New banknotes for the win!
Dear Editor,
For decades, we have embraced cultural practices that do not appreciate the importance of maintenance, a service provided to keep a product in good operating condition. This has resulted in poor roads, dilapidated and derelict buildings, and outdated models of containment of information.
Sometimes, maintenance involves new thinking.
This leads to the arguments for or against the makeover of Jamaica’s banknotes.
A given practice in updating security features and design of such notes in a world of corruption is critical in safeguarding the financial industry, and despite high inflation and a seemingly low-value currency, aesthetics are important influencers of positive behaviour and choices towards liberation from poverty.
In welcoming our new banknotes, especially Michael Manley and Edward Seaga on our $2,000 note, we hope it will result in the end of political tribalism that has caused us to implode in uncontrollable criminality and corruption.
It is my wish that our $2,000 banknote will be nominated for the Banknote of the Year Award — the Olympics of paper money — administered by the International Bank Note Society (IBNS).
The IBNS has displayed the uniqueness of banknotes from every country.
Fiji has the only $7 banknote in the world, and Uganda’s most valuable banknote, a 50,000 shillings bill, was a winner in 2010.
Kazakhstan’s 1,000 tenge note was the 2013 IBNS winner and features the Kazakh flag, while China’s 100 yuan bill, which depicts the docking of two Chinese vessels was a 2015 finalist.

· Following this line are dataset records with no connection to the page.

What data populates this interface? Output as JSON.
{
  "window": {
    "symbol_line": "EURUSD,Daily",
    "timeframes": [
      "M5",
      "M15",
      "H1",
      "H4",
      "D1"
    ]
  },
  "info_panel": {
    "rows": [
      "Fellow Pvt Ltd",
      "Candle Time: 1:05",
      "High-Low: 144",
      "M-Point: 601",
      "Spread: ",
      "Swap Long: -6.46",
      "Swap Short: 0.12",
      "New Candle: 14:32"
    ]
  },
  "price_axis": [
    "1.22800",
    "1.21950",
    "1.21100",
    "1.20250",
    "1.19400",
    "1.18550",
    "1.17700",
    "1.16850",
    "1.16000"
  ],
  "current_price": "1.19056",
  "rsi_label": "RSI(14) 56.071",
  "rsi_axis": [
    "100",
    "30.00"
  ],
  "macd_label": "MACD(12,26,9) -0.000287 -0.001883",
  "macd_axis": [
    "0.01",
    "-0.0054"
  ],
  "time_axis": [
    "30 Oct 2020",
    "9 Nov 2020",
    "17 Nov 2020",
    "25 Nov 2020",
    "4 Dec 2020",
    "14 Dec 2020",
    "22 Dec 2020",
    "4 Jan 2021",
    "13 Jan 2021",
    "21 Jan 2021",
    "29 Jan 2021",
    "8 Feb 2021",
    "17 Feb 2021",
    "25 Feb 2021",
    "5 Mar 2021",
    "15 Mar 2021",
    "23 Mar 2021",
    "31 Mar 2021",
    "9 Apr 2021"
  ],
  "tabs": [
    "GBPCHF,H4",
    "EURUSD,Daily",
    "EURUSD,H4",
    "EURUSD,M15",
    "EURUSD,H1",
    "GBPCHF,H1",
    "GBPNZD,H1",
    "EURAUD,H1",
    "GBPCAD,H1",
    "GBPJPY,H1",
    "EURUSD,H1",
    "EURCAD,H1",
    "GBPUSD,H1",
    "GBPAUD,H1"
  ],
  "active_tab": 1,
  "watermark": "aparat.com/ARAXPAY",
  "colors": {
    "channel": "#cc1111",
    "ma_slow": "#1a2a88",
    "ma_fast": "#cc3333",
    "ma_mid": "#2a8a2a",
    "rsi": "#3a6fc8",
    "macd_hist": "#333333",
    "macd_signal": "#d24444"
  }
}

A 2017 finalist, Australia’s $10 note features two historical figures, and Russia’s 2,000 rubles note was a 2017 finalist and features a QR code.
The 2020 annual prestigious Banknote of the Year Award went to the Banco de Mexico for its 100 pesos note.

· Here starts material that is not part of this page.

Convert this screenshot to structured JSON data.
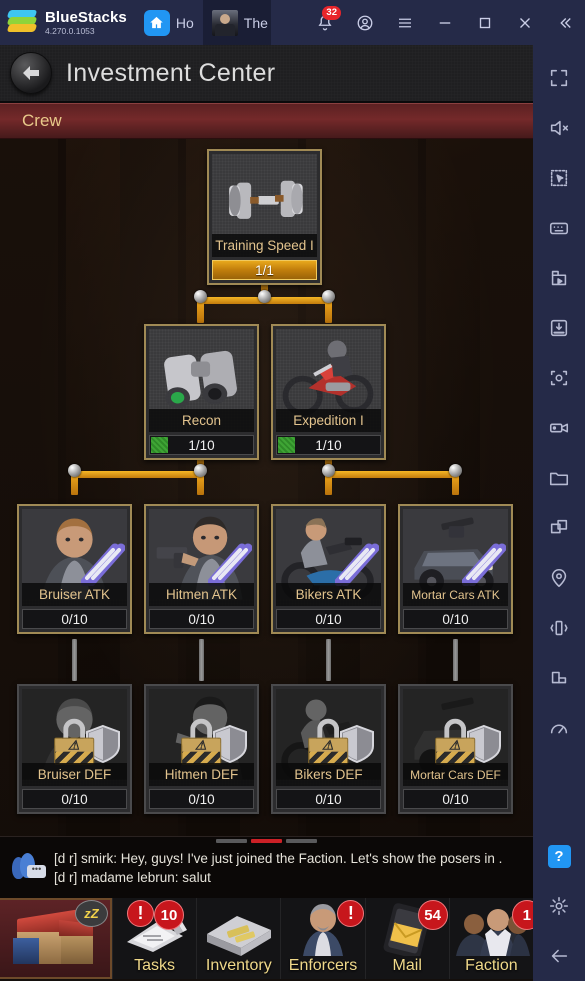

The vertical format note is printed on polymer and features one of Mexico’s national heroines and poet/writer Sor Juana Inés de la Cruz. The reverse “piece de resistance” image features a temperate forest ecosystem which is known worldwide as the Monarch Butterfly Biosphere Reserve. The design continues to highlight Mexican cultural and historic characteristics with new graphic motifs.
We look forward to Jamaica someday winning this prestigious award.